THE KING AND THE OAK
Weird Tales, Feb. 1939
Before the shadows slew the sun the kites were soaring free,
And Kull rode down the forest road, his red sword at his knee;
And winds were whispering round the world: “King Kull rides to the sea.”
~
The sun died crimson in the sea, the long gray shadows fell;
The moon rose like a silver skull that wrought a demon’s spell,
For in its light great trees stood up like specters out of hell.

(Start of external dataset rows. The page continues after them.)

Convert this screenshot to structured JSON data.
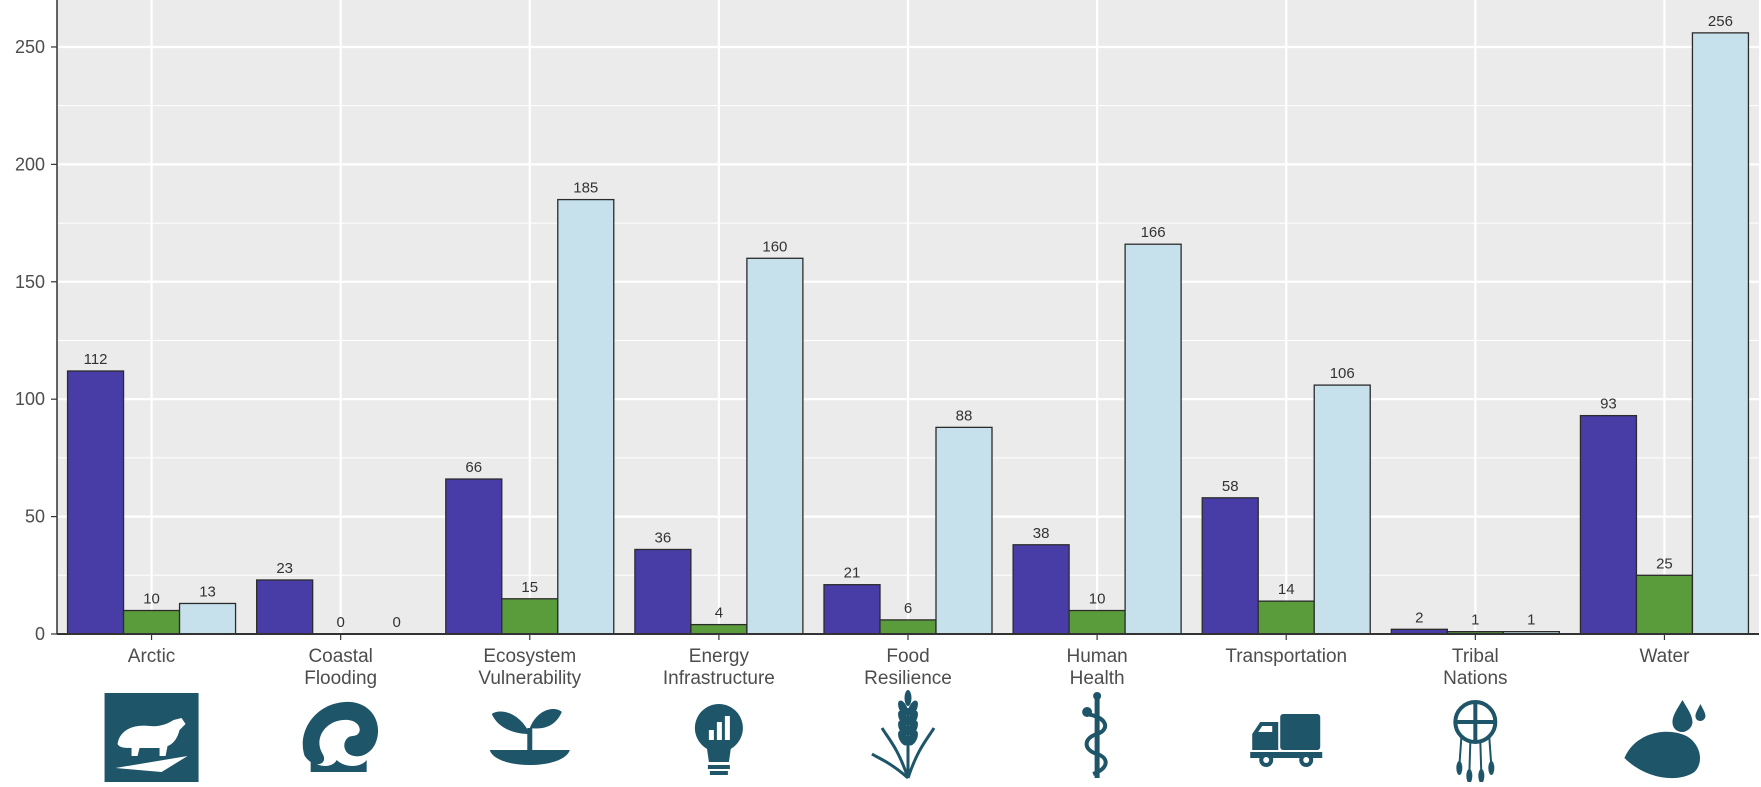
{
  "chart_data": {
    "type": "bar",
    "title": "",
    "xlabel": "",
    "ylabel": "",
    "ylim": [
      0,
      270
    ],
    "yticks": [
      0,
      50,
      100,
      150,
      200,
      250
    ],
    "grid": true,
    "legend": "none",
    "categories": [
      [
        "Arctic"
      ],
      [
        "Coastal",
        "Flooding"
      ],
      [
        "Ecosystem",
        "Vulnerability"
      ],
      [
        "Energy",
        "Infrastructure"
      ],
      [
        "Food",
        "Resilience"
      ],
      [
        "Human",
        "Health"
      ],
      [
        "Transportation"
      ],
      [
        "Tribal",
        "Nations"
      ],
      [
        "Water"
      ]
    ],
    "category_icons": [
      "polar-bear-icon",
      "wave-icon",
      "sprout-icon",
      "lightbulb-chart-icon",
      "wheat-icon",
      "caduceus-icon",
      "truck-icon",
      "dreamcatcher-icon",
      "water-drop-icon"
    ],
    "series": [
      {
        "color": "#483da6",
        "values": [
          112,
          23,
          66,
          36,
          21,
          38,
          58,
          2,
          93
        ]
      },
      {
        "color": "#5a9c3b",
        "values": [
          10,
          0,
          15,
          4,
          6,
          10,
          14,
          1,
          25
        ]
      },
      {
        "color": "#c6e1ec",
        "values": [
          13,
          0,
          185,
          160,
          88,
          166,
          106,
          1,
          256
        ]
      }
    ],
    "colors": {
      "panel": "#ebebeb",
      "grid": "#ffffff",
      "axis": "#333333",
      "icon": "#1e5568"
    }
  }
}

In spectral light the trees stood up, inhuman monsters dim;
Kull thought each trunk a living shape, each branch a knotted limb,
And strange unmortal evil eyes flamed horribly at him.
~
The branches writhed like knotted snakes, they beat against the night,
And one great oak with swayings stiff, horrific in his sight,
Tore up its roots and blocked his way, grim in the ghostly light.
~
They grappled in the forest way, the king and grisly oak;
Its great limbs bent him in their grip, but never a word was spoke;
And futile in his iron hand, a stabbing dagger broke.
~
And through the tossing, monstrous trees there sang a dim refrain
Fraught deep with twice a million years of evil, hate and pain:
“We were the lords ere man had come and shall be lords again.”
~
Kull sensed an empire strange and old that bowed to man’s advance
As kingdoms of the grass-blades before the marching ants,
And horror gripped him; in the dawn like someone in a trance
~
He strove with bloody hands against a still and silent tree;
As from a nightmare dream he woke; a wind blew down the lea
And Kull of high Atlantis rode silent to the sea.
DESERT DAWN
Weird Tales, March 1939
Dim seas of sand swim slowly into sight
As if from out the silence swiftly born;
Faint foremost herald of the coming morn,
Red tentacles reach out into the night;
The shadows gray, then fade to rosy white.
The stars fade out, the greatest and the least;
Now a red rose is blooming in the east,
And from its widening petals comes the light.
~
While, fleecy clouds are fading from on high,
The sun-god flings afar his golden brands;
A breeze springs up and races ’mid the dunes,
A-whisper with
old tales and mystic runes;
Now blue and gold ride rampant in the sky,
And now full day comes marching o’er the sands.
ALMURIC
Weird Tales, May-July 1939
It was not my original intention ever to divulge the whereabouts of Esau Cairn, or the mystery surrounding him. My change of mind was brought about by Cairn himself, who retained a perhaps natural and human desire to give his strange story to the world which had disowned him and whose members can now never reach him. What he wishes to tell is his affair. One phase of my part of the transaction I refuse to divulge; I will not make public the means by which I transported Esau Cairn from his native Earth to a planet in a solar system undreamed of by even the wildest astronomical theorists. Nor will I divulge by what means I later achieved communication with him, and heard his story from his own lips, whispering ghostily across the cosmos.